Clicky, glitchy scratches of sound provide rhythms in lieu of conventional beats, and woozy, subsonic bass notes worm around amidst clustering bursts of noise and frayed static. Howling drones with serrated edges scrape deep sonic ravines, undulating and oscillating before crashing in sonic supernovae.

Having reviewed this album, penned for a late 2015 release, and having been subsequently unable to find details of it online, I’m perplexed. If / when it becomes available, I do recommend finding it and giving it a proper listen.
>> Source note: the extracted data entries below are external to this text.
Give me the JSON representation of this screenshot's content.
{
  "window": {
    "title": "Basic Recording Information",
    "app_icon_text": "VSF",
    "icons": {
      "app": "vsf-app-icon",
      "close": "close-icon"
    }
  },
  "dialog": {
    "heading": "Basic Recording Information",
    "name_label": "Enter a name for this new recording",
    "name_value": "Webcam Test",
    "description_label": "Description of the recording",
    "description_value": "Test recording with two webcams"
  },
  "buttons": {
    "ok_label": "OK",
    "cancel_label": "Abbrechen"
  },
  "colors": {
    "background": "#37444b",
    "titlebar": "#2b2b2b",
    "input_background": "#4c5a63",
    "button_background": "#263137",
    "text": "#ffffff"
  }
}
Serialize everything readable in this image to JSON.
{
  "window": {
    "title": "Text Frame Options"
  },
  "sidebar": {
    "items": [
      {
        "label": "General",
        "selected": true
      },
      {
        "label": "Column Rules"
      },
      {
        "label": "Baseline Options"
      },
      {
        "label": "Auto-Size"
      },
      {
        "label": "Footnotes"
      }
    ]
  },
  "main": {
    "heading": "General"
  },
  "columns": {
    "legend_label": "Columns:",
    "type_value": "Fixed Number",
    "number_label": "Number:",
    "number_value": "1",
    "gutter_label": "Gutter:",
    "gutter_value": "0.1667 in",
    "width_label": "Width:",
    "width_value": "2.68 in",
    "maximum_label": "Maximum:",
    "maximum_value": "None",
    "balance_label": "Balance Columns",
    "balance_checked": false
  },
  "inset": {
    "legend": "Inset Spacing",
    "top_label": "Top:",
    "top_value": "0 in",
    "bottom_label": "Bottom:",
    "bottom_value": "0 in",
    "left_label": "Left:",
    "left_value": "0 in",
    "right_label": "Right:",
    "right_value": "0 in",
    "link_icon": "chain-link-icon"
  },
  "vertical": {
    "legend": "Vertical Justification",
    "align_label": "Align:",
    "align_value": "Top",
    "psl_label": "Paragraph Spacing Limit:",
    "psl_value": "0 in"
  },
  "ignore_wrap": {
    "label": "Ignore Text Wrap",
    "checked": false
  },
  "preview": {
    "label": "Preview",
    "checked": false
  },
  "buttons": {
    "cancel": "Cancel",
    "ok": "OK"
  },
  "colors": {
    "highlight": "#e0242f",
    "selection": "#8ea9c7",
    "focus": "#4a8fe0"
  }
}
Meanwhile, it seems to be truly invisible.

LIQUID SKY
Released on April 22nd, 2k16 via the highly active Clang imprint is Invisible, the latest collaboration of label staple Lars Graugaard and Keisuke Matsuno who are teaming up for a five tracks and 46 minutes album here. And for sure this is an album that can only be described as an exceptional and unique piece as the pair of producers is fusing two sound aesthetics which are usually seen as coming from opposite sides of the sonic spectrum – solo electric guitar playing and chaotic, highly digital computer generated noises. Although being rhythmically complex and detailed in production the combination of these elements seems, more often than once, pretty much random and hard to embrace in album format with the exception of the Illbient-referencing 95.6% in which a classic dub-related bassline provides at least a formal structure for the free improvisation and overwhelming sonic richness happening in various layers of the tune whilst Travelling To Infinity brings in a sweet, lugubrious quality for broken, post-industrial leftovers of what was once known as humanity and therefore stands out as most fascinating and valuable track featured on Infinity. Finally WHA? is, if one wants to put it like that, on a perverted Progressive Rock tip and concludes an album which can be seen as a long-play piece that serves a pretty unconventional menu which is possibly rather meant to be seen and experienced live and direct than being consumed in your living room or via headphones.